As the nation began to emerge from the COVID-19 pandemic months ago, there were plenty of economic experts predicting that a massive glut of American prosperity was just over the horizon.
This would be a new “roaring twenties” according to many, who saw Americans with forced savings ready to emerge back into the world at large.
Instead, somehow, President Joe Biden botched the whole thing. Now we’re staring down an official recession, with inflation still running rampant and a housing market that’s cooling off faster than expected.

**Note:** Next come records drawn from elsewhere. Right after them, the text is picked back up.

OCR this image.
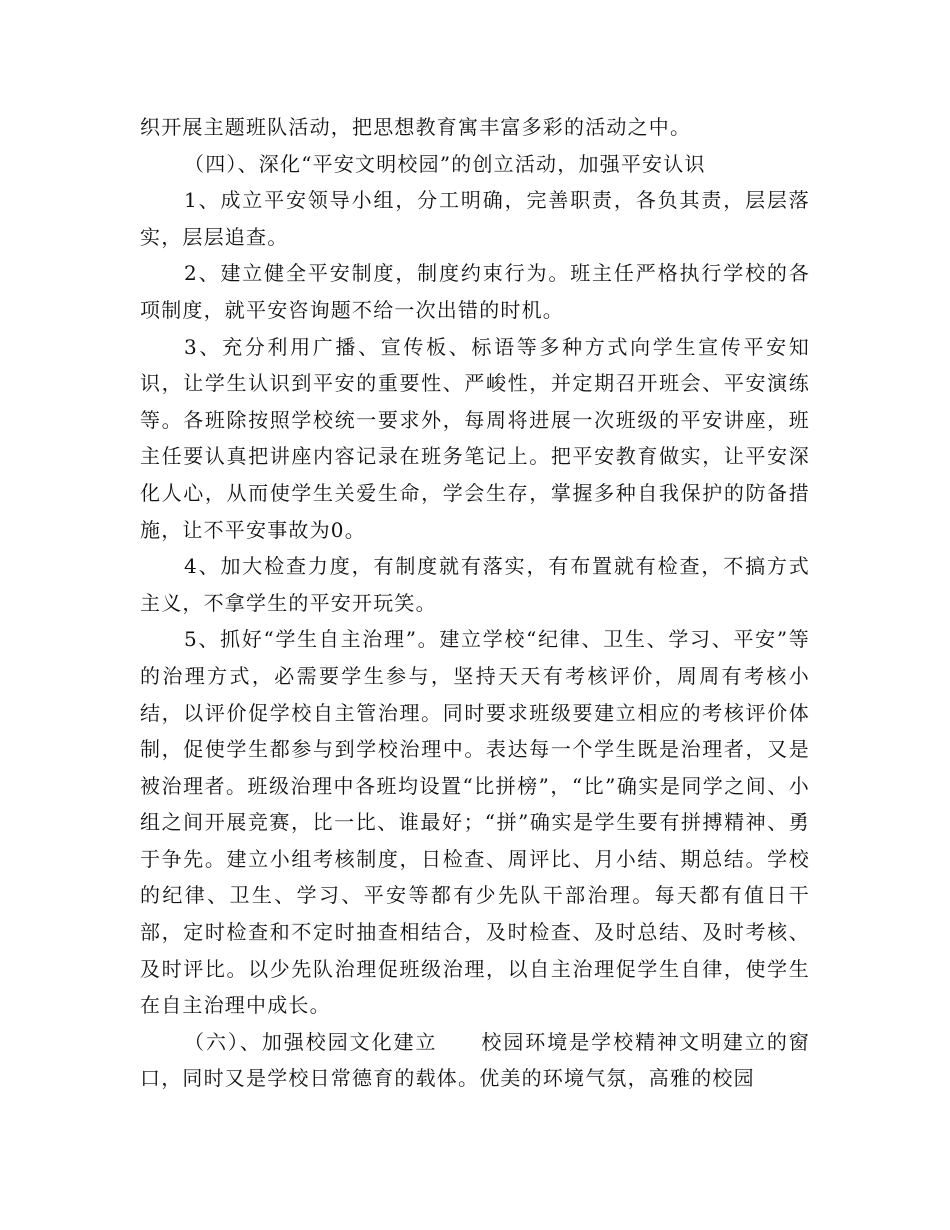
织开展主题班队活动，把思想教育寓丰富多彩的活动之中。

（四）、深化“平安文明校园”的创立活动，加强平安认识

1、成立平安领导小组，分工明确，完善职责，各负其责，层层落实，层层追查。

2、建立健全平安制度，制度约束行为。班主任严格执行学校的各项制度，就平安咨询题不给一次出错的时机。

3、充分利用广播、宣传板、标语等多种方式向学生宣传平安知识，让学生认识到平安的重要性、严峻性，并定期召开班会、平安演练等。各班除按照学校统一要求外，每周将进展一次班级的平安讲座，班主任要认真把讲座内容记录在班务笔记上。把平安教育做实，让平安深化人心，从而使学生关爱生命，学会生存，掌握多种自我保护的防备措施，让不平安事故为0。

4、加大检查力度，有制度就有落实，有布置就有检查，不搞方式主义，不拿学生的平安开玩笑。

5、抓好“学生自主治理”。建立学校“纪律、卫生、学习、平安”等的治理方式，必需要学生参与，坚持天天有考核评价，周周有考核小结，以评价促学校自主管治理。同时要求班级要建立相应的考核评价体制，促使学生都参与到学校治理中。表达每一个学生既是治理者，又是被治理者。班级治理中各班均设置“比拼榜”，“比”确实是同学之间、小组之间开展竞赛，比一比、谁最好；“拼”确实是学生要有拼搏精神、勇于争先。建立小组考核制度，日检查、周评比、月小结、期总结。学校的纪律、卫生、学习、平安等都有少先队干部治理。每天都有值日干部，定时检查和不定时抽查相结合，及时检查、及时总结、及时考核、及时评比。以少先队治理促班级治理，以自主治理促学生自律，使学生在自主治理中成长。

（六）、加强校园文化建立　　校园环境是学校精神文明建立的窗口，同时又是学校日常德育的载体。优美的环境气氛，高雅的校园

Now, to make matters worse, it appears as if the job market is making a rather significant downturn as well.
The number of job openings in the United States fell sharply in June as the Federal Reserve hiked interest rates, gas prices hit record highs, inflation soared, and growth in consumer spending slowed.
There were 10.7 million postings for job openings on the last business day in June, the U.S. Bureau of Labor Statistics said Tuesday, down from an upwardly revised 11.3 million a month earlier.

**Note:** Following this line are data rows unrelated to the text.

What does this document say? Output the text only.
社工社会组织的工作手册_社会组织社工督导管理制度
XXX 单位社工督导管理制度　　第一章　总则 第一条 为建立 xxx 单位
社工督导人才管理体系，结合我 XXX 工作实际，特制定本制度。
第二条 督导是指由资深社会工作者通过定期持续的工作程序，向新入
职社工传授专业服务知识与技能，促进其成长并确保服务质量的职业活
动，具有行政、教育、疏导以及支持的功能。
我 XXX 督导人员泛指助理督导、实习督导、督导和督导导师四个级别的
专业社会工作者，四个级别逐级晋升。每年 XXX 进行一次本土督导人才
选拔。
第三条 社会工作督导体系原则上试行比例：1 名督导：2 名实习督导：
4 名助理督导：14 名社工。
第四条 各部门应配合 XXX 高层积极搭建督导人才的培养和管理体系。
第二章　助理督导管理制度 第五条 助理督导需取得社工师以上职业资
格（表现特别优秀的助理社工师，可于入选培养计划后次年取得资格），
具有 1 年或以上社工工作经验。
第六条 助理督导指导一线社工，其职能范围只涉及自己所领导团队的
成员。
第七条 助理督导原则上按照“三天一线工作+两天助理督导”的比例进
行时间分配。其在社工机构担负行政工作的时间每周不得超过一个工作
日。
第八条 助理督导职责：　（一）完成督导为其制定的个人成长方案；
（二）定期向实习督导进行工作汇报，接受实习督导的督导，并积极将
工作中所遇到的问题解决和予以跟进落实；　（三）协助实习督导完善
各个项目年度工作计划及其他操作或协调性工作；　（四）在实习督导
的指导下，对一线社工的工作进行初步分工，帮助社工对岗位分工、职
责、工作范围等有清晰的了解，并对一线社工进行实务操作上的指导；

Economists had been expecting 11.1 million jobs in the June report on the government’s Job Openings and Labor Turnover Survey, or JOLTS. The sharper than expected decline indicates that demand for labor has plunged faster than economists expected.
Some specific portions of the economy were particularly hard-hit.

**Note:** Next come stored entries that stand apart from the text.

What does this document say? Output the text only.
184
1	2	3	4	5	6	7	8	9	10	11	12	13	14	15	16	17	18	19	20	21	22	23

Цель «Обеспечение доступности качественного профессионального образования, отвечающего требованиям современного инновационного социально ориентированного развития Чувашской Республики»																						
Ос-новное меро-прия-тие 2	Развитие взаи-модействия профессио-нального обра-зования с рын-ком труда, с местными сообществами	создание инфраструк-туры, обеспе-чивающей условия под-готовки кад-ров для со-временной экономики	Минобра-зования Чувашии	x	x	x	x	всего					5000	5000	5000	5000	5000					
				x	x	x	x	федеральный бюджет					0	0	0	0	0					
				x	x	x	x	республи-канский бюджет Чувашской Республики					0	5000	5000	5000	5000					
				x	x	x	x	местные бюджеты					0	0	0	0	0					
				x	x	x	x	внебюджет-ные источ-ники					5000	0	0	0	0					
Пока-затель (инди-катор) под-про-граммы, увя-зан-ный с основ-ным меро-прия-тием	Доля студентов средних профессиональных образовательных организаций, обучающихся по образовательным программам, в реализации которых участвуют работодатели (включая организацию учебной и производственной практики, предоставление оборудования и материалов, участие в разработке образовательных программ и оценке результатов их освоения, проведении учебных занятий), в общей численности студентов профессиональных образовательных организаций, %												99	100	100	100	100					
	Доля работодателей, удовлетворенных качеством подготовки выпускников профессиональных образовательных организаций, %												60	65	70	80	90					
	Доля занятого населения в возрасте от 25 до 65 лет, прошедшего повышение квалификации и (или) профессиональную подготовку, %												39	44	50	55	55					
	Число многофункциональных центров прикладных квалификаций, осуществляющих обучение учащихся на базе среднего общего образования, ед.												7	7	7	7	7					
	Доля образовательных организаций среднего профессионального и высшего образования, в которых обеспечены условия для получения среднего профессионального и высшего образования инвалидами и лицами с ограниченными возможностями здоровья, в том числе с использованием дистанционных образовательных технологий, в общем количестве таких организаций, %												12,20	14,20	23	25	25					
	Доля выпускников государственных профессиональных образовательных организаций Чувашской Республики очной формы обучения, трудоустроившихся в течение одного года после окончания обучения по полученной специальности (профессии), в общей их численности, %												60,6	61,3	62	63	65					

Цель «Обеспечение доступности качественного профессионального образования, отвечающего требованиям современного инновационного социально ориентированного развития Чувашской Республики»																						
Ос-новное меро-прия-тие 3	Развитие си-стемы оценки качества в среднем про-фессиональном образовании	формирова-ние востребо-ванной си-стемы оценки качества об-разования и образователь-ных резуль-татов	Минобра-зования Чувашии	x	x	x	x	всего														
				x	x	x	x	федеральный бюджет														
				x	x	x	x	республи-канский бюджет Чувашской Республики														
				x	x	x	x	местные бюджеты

Openings declined sharply in both retail and construction, two areas that have showed signs of softening in recent months. Consumer spending rose 1.1 percent in June before adjusting for inflation, according to the Commerce Department’s tally of consumer expenditures released last week. Real expenditures, after adjusting for inflation, were just 0.4 percent higher—and much of that increase reflected higher prices of food and groceries. Spending on discretionary goods and services likely fell in inflation-adjusted terms.
Hiring rates fell at large businesses with more than one thousand employees, the government said. This suggests that businesses are preparing for an economic downturn by pulling back from bringing on new employees.
The news seems to indicate some real timidity among market movers, and their reticence to invest in new labor could have a trickle-down effect on the economy as a whole.